Thursday, January 05, 2006

Third Iranian Empire: Parthian Empire (248 BCE – 224 CE)

Parthia was led by the Arsacid dynasty, who reunited and ruled over the Iranian plateau, after defeating the Greek Seleucid Empire, beginning in the late 3rd century BCE, and intermittently controlled Mesopotamia between ca 150 BCE and 224 CE. These were the third native dynasty of ancient Iran (Persia) and lasted five centuries.

Parthia was the arch-enemy of the Roman Empire in the east, limiting Rome's expansion beyond Cappadocia (central Anatolia). By using a heavily-armed and armoured cataphract cavalry, and lightly armed but highly-mobile mounted archers, the Parthians "held their own against Rome for almost 300 years". Rome's acclaimed general Mark Antony led a disastrous campaign against the Parthians in 36BCE in which he lost 32,000 men. By the time of Roman emperor Augustus, Rome and Parthia were settling some of their differences through diplomacy. By this time, Parthia had acquired an assortment of golden eagles, the cherished standards of Rome's legions, captured from Mark Antony, and Crassus, who suffered "a disastrous defeat" at Carrhae in 53BCE.

Parthian remains display classically Greek influences in some instances and retain their oriental mode in others, a clear expression of "the cultural diversity that characterized Parthian art and life". The Parthians were innovators of many architecture designs such as that of Ctesiphon, which later on "influenced European Romanesque architecture".

Early history and the Median and Achaemenian Empires (3200 BCE – 330 BCE)

Dozens of pre-historic sites across the Iranian plateau point to the existence of ancient cultures and urban settlements, centuries before the earliest civilizations arose in nearby Mesopotamia.

The written history of Persia (Iran) begins around 3200 BCE with the Proto-Iranian civilization, followed by the Elamites. The arrival of the Aryans (Indo-Iranians) in the third and second millennium BCE and the establishing of the Median dynasty (728–550 BCE) culminated in the first Iranian Empire. The Medes are credited with the foundation of Iran as a nation and empire, the largest of its day, until Cyrus the Great established a unified empire of the Medes and Persians leading to the Achaemenian Empire (648–330 BCE), founded by Cyrus the Great.

After Cyrus's death, his son Cambyses continued his father's work of conquest, making significant gains in Egypt. A power struggle followed Cambyses' death and, despite his tenuous connection to the royal line, Darius was declared king (ruled 522-486 BCE). He was to be arguably the greatest of the ancient Persian rulers.

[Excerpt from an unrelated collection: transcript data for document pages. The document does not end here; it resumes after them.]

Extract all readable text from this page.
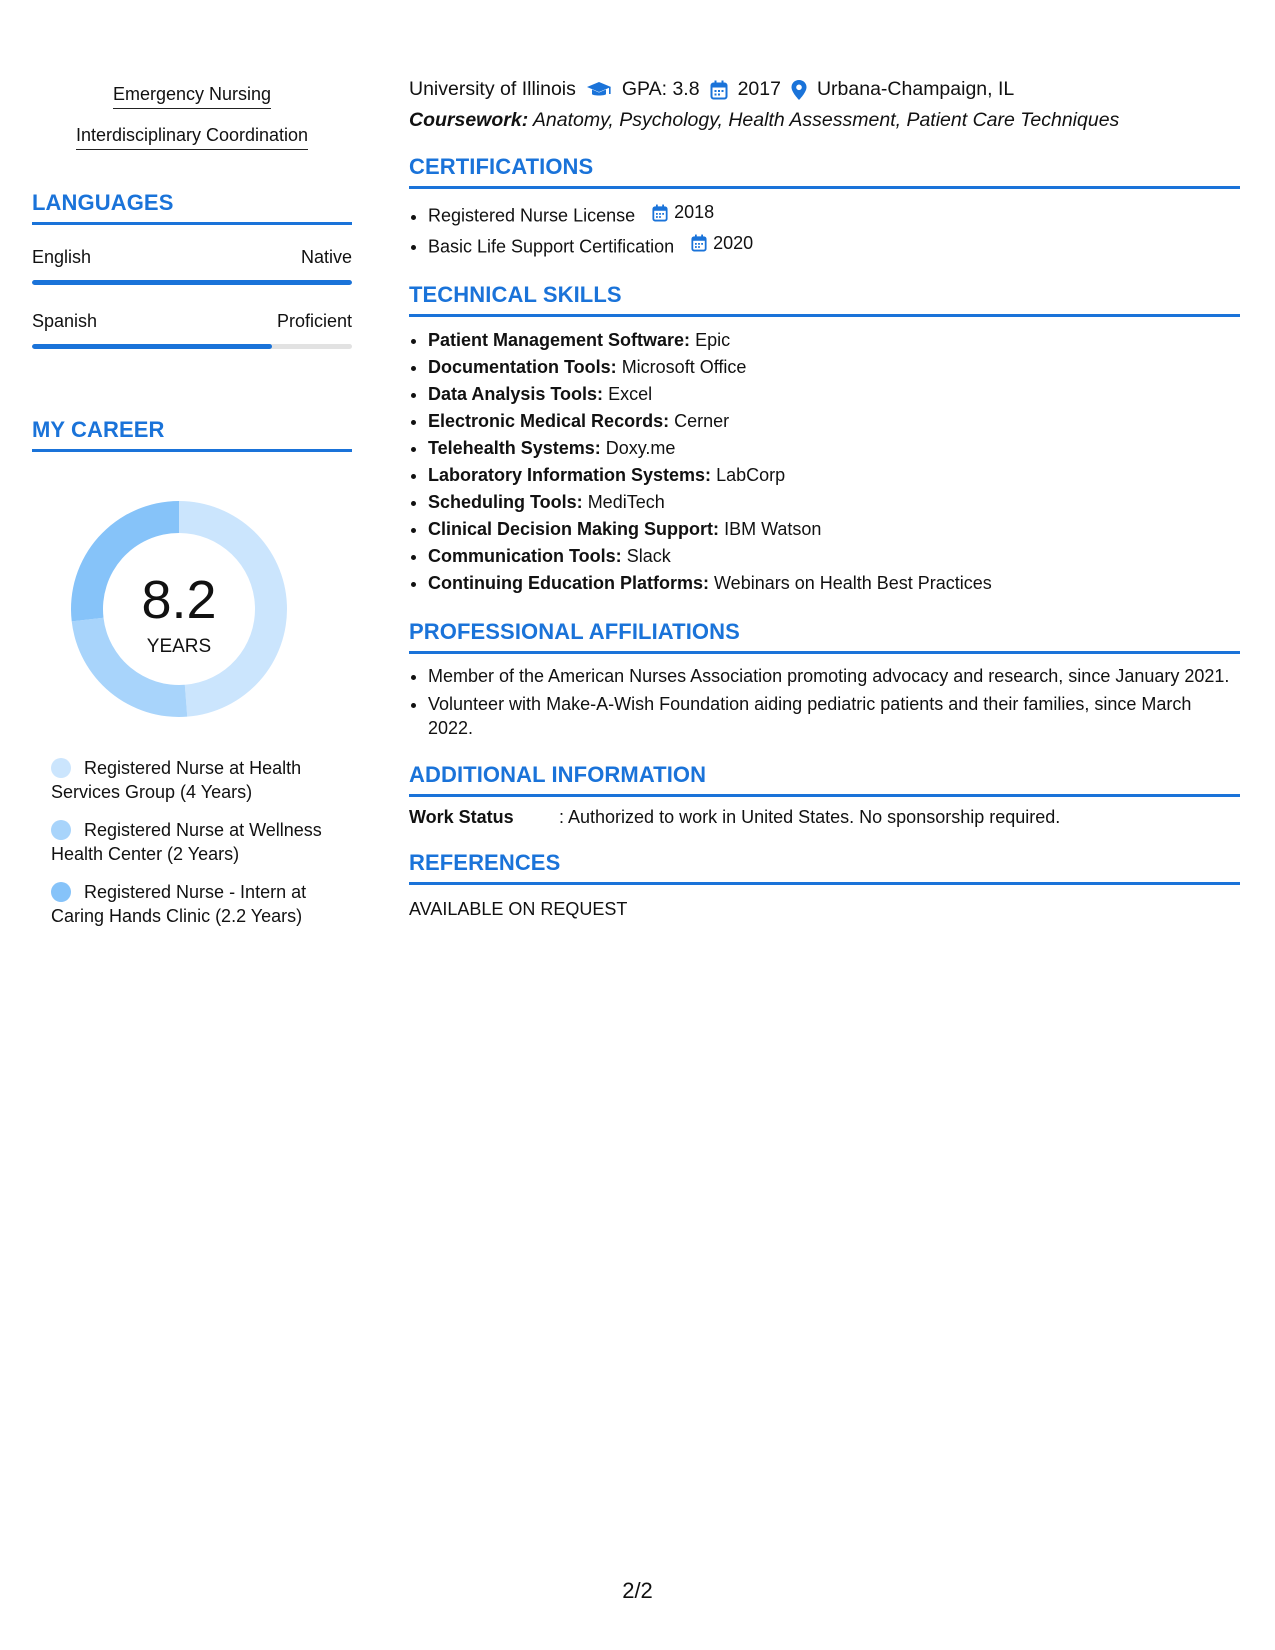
Emergency Nursing
Interdisciplinary Coordination
LANGUAGES
English	Native
Spanish	Proficient
MY CAREER
8.2
YEARS
Registered Nurse at Health Services Group (4 Years)
Registered Nurse at Wellness Health Center (2 Years)
Registered Nurse - Intern at Caring Hands Clinic (2.2 Years)
University of Illinois GPA: 3.8 2017 Urbana-Champaign, IL
Coursework: Anatomy, Psychology, Health Assessment, Patient Care Techniques
CERTIFICATIONS
• Registered Nurse License 2018
• Basic Life Support Certification 2020
TECHNICAL SKILLS
• Patient Management Software: Epic
• Documentation Tools: Microsoft Office
• Data Analysis Tools: Excel
• Electronic Medical Records: Cerner
• Telehealth Systems: Doxy.me
• Laboratory Information Systems: LabCorp
• Scheduling Tools: MediTech
• Clinical Decision Making Support: IBM Watson
• Communication Tools: Slack
• Continuing Education Platforms: Webinars on Health Best Practices
PROFESSIONAL AFFILIATIONS
• Member of the American Nurses Association promoting advocacy and research, since January 2021.
• Volunteer with Make-A-Wish Foundation aiding pediatric patients and their families, since March 2022.
ADDITIONAL INFORMATION
Work Status	: Authorized to work in United States. No sponsorship required.
REFERENCES
AVAILABLE ON REQUEST
2/2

While Darius's first capital was at Susa, he also initiated the construction of Persepolis. He then built a canal between the Nile and the Red Sea, a forerunner of the modern Suez Canal. It is during his reign that mention is first made of the Royal Road (shown on map), a great highway stretching all the way from Susa to Sardis with posting stations at regular intervals.

Under Cyrus the Great and Darius the Great, the Persian Empire eventually became the largest and most powerful empire in human history up until that point, ruling over most of the known world. Their greatest achievement was the empire itself. The Persian Empire represented the world's first global superpower, and was based on a model of tolerance and respect for other cultures and religions.

The borders of the Persian empire stretched from the Indus and Oxus Rivers in the East to the Mediterranean Sea in the West, extending through Anatolia (modern day Turkey) and Egypt. But in 499 BCE, one of the cities along the cost of Anatolia, Miletus, ruled by a Greek tyrant named Aristagoras, staged a revolt and turned to the Athenians for aid. Until then the Persians had no plan or desire to go into Europe. Subsequently, an Athenian assault on a major Persian province culminated in the sacking and burning of the city of Sardis. It is this event that escalated into what is known as the Greco-Persian Wars, which included encounters such as the Battle of Thermopylae. In 494 BCE the Persians defeated the Greeks at the battle of Lade, and the coast of Anatolia was once again peaceful.

Alexander of Macedon known as "Arda Wiraz Namag", "the accursed Alexander" in the Zoroastrian Middle Persian work, brought an end to the Achaemenid empire, and conquered Persia in 333 BCE burning and looting many cities until his death in the Persian capital of Babylon, only to be followed by two more vast and unified Iranian empires that further shaped the pre-Islamic identity of Iran and Central Asia: the Parthian (250 BCE-226 CE) and Sassanian (226-650 CE) dynasties.